Implement the class MySearchEngine derived from the provided SearchEngine class. Your MySearchEngine class only needs to implement the HeuristicFunction method. This method should compute the city-block distance between the locations in the given state and goalState See the SearchState class for how to access the location of a state.
In addition to the agent’s state information, you should also keep track of the gold location, visited locations, and safe locations, as this information becomes known. You will be playing each world for multiple tries, so keeping track of what you learned from previous tries is useful (and required).
You should update location information as you visit new locations:If you perceive a glitter, then set gold location to current location.
Add current location to safe locations. If no breeze or stench, then add adjacent locations to safe locations. 1
Add current location to visited locations.
If your agent dies from doing a GoForward into a pit or the Wumpus, then update safe locations accordingly.
If you perceive a glitter, then Grab.
If you have the gold and are in the (1,1) location, then Climb.
If you know the gold’s location, and you don’t have the gold, then use the search engine to find a sequence of actions to get there.
If you have the gold, but aren’t in the (1,1) location, then use the search engine to find a sequence of actions to get to (1,1).
Otherwise, determine a safe unvisited location and use the search engine to find a sequence of actions to get there.
Your agent should be implemented entirely in the Agent.h and Agent.cc files (for C++ implementations) or the Agent.py file (for Python implementations).
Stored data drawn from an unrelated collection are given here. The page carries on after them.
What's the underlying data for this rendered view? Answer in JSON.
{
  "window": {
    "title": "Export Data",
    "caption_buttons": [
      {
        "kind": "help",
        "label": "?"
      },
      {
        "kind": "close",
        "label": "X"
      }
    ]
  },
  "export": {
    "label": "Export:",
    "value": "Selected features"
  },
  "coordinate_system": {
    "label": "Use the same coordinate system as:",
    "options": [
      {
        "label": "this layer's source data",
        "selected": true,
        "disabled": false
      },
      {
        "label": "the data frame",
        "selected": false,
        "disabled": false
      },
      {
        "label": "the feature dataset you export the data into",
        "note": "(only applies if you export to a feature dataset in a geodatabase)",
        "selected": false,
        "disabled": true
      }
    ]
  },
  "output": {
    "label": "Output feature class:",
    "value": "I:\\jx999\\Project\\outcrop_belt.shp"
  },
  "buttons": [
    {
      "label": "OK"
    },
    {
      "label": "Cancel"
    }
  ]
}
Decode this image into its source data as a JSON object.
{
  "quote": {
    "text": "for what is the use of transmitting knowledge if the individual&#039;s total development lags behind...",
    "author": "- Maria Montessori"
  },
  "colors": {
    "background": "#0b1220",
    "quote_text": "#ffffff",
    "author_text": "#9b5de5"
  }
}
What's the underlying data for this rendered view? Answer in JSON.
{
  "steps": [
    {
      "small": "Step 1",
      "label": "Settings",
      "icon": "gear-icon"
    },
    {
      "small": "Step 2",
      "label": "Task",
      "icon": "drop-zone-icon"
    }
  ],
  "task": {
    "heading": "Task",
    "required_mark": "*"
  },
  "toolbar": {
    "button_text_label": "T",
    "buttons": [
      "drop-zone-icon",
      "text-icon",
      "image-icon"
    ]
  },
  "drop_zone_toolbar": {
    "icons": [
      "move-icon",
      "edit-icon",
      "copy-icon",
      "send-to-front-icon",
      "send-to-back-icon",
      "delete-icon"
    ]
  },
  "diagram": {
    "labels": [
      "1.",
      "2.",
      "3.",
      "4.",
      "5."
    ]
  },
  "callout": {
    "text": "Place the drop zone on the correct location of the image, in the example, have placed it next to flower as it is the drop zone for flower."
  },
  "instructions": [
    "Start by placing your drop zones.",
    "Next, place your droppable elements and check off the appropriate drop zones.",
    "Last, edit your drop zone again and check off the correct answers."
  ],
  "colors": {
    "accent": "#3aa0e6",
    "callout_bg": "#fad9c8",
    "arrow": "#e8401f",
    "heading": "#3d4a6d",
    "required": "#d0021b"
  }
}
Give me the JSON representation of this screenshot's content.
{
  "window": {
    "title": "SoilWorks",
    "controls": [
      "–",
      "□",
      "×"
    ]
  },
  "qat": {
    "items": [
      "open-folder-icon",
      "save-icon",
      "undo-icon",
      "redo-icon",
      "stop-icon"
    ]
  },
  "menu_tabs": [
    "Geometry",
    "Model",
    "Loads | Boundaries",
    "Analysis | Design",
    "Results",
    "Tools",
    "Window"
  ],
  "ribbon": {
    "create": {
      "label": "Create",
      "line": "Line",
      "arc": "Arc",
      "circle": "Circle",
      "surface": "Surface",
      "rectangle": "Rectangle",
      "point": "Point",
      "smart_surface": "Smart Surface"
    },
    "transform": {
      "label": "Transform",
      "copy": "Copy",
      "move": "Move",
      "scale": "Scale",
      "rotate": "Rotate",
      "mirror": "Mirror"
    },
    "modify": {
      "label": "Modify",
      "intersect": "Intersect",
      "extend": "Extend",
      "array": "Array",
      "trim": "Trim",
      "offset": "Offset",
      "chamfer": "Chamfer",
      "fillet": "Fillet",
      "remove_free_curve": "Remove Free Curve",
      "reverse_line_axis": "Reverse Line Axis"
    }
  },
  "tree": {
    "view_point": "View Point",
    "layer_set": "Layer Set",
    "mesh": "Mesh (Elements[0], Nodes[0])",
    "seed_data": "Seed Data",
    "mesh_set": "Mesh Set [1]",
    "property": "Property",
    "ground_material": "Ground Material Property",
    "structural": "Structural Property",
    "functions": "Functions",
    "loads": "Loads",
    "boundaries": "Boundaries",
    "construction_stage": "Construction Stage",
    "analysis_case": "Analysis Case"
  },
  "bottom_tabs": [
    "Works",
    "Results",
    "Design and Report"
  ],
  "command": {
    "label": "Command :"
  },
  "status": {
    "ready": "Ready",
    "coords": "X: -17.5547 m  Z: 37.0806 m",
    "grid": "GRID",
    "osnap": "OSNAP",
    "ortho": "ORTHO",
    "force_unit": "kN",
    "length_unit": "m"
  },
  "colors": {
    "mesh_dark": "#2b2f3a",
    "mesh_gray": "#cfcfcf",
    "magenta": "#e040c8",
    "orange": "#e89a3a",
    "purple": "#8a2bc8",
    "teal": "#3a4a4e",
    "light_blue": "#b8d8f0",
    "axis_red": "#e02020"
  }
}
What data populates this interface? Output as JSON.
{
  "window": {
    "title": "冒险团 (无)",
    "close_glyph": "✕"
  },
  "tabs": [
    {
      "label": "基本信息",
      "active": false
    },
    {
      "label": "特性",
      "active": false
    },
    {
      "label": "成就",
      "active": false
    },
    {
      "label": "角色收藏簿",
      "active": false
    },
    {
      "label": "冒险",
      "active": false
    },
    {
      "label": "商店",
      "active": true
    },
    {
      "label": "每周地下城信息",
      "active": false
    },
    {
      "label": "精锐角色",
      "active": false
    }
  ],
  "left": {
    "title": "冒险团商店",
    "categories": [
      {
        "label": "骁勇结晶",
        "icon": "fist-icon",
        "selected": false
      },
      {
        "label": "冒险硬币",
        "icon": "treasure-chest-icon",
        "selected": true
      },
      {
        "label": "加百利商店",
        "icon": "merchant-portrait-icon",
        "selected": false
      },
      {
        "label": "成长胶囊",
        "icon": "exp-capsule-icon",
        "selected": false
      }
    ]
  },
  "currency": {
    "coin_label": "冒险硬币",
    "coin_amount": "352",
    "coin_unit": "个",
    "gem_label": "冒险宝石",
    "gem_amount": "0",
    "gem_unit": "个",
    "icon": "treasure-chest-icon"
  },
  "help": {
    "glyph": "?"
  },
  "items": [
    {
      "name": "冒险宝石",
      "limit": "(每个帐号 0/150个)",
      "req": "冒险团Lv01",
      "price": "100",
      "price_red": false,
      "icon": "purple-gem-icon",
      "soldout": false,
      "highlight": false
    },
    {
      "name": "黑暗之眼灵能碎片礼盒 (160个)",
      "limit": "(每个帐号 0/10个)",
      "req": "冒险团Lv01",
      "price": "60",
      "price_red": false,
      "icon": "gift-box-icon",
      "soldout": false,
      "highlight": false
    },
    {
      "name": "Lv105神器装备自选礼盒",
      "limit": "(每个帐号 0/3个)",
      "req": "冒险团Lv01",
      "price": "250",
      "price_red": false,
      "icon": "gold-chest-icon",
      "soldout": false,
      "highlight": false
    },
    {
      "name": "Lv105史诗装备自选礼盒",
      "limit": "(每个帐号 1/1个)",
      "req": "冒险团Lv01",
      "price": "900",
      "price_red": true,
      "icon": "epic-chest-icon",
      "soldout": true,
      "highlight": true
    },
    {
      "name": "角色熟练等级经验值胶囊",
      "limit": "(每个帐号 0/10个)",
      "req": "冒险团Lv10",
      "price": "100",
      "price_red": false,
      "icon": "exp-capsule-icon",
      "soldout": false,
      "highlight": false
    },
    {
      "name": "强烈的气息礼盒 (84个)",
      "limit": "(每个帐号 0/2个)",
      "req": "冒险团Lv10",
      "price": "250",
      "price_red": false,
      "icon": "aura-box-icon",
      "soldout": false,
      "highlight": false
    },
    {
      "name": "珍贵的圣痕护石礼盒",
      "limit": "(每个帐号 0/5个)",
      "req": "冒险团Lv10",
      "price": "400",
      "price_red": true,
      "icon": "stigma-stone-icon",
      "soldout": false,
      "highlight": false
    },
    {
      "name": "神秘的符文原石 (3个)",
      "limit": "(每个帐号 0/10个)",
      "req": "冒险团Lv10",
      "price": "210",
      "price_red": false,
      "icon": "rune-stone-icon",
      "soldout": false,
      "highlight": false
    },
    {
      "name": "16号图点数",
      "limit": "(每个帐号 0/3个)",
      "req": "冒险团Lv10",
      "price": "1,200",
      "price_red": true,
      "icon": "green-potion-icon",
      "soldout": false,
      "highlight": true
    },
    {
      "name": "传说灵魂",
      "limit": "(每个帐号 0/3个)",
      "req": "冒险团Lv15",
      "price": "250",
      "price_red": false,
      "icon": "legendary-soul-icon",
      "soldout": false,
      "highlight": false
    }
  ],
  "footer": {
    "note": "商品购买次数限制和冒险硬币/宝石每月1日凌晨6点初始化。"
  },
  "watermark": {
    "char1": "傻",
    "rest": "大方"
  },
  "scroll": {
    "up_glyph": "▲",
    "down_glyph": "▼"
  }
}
You may also include an optional readme.txt file with any extra instructions for compiling and running your agent. Your agent should not require any user input. Your agent will be tested by copying only your Agent.h and Agent.cc files, or Agent.py file, into a fresh copy of the simulator code (that includes the new Makefile, Search.h, Search.cc and Search.py), and compiling and running it on several test worlds. Your grade will be based on satisfying the above requirements, good programming style, and your agent’s average scores on the test worlds.
The test worlds will adhere to the following constraints:
The world size can vary from 3x3 to 9x9.
The gold will never be co-located with the Wumpus or a pit.
There will always be a safe path to the gold that does not require shooting the Wumpus.